Quel étrange groupe que Paradise Lost !
Après avoir longtemps donné dans le métal underground, à la croisée des chemins death, doom et gothique, sur des albums tels que Lost Paradise, Gothic, Shades Of God, Icon, ces anglais faussement dépressifs ont pondu un véritable OVNI métallisé, le sublime Draconian Times, en 1995. Cette œuvre à l'esthétique raffinée combinait à merveille lourdeur, mélancolie, gros riffs, solos mélodiques, le tout sur des arrangements remarquables et une production énorme de Simon Efemey. Puis Paradise Lost, soucieux de ne pas répéter la même recette, a opté pour une « électro-pop » un peu métallique et pour le moins déconcertante, au fil des albums One Second, Host, Believe In Nothing, ou encore Symbol Of Life.
Aujourd'hui, pour son dixième album, la boucle est bouclée avec cet opus éponyme qui se situe au parfait mi-chemin entre le métal beau et lourd de Draconian Times, et la période qui lui a succédé. Ainsi, la démarche artistique, la prise de risque, l'esprit de synthèse et l'équilibre de cet album sont hautement louables.

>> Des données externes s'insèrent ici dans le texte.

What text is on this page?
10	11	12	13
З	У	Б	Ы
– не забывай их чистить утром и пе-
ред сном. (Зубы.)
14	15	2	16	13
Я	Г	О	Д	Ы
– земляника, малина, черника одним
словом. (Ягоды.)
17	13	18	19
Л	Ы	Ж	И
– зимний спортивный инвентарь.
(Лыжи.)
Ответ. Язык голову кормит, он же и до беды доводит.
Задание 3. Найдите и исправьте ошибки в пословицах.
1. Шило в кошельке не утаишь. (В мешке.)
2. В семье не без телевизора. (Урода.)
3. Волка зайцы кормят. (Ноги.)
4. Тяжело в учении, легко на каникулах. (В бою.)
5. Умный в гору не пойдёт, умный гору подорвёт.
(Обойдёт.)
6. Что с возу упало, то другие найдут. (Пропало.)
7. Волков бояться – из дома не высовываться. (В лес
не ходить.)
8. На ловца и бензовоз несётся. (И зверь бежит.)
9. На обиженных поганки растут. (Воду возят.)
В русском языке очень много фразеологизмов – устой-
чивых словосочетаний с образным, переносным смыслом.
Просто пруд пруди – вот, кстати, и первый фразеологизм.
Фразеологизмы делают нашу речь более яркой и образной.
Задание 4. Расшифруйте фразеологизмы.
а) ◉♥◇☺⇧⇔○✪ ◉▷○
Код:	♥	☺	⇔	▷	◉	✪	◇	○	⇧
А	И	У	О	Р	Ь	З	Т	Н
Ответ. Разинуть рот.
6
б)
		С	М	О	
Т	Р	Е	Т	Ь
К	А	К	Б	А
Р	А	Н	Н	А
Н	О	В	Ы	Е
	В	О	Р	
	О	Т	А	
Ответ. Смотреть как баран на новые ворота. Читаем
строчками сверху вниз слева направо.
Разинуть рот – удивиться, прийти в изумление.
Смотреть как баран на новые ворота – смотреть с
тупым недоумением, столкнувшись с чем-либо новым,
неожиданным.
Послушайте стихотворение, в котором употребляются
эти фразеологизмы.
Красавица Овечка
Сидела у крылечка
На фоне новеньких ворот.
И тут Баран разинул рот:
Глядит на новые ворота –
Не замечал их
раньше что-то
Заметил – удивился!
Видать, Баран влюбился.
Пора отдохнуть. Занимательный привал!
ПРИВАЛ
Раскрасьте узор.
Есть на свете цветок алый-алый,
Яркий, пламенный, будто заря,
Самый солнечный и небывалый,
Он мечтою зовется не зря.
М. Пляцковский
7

De gros riffs sont de retour (« Close Your Eyes », « Red Shift », « Sun Fading »), de même que les solos de guitare sur la plupart des morceaux ; les parties lentes et lourdes, typiques de Draconian Times (« Grey », « Forever After », « Over The Madness ») côtoient les refrains mélodiques et les boucles électro (« Red Shift ») ; le nouveau batteur Jeff Singer (ex-Blaze) et le producteur Rhys Fulber (Front Line Assembly, Fear Factory) assurent leur boulot sans faillir. Pourtant, nous ne pourrons nous enlever de l'esprit que quelque chose cloche, et que les auditeurs que nous sommes ne pourront, une fois encore, avoir le bonheur de retrouver le génie du groupe « pré-1995 »…
La voix de Nick Holmes, tout d'abord. Que serait-elle sans les couches d'effets qui l'enjolivent ?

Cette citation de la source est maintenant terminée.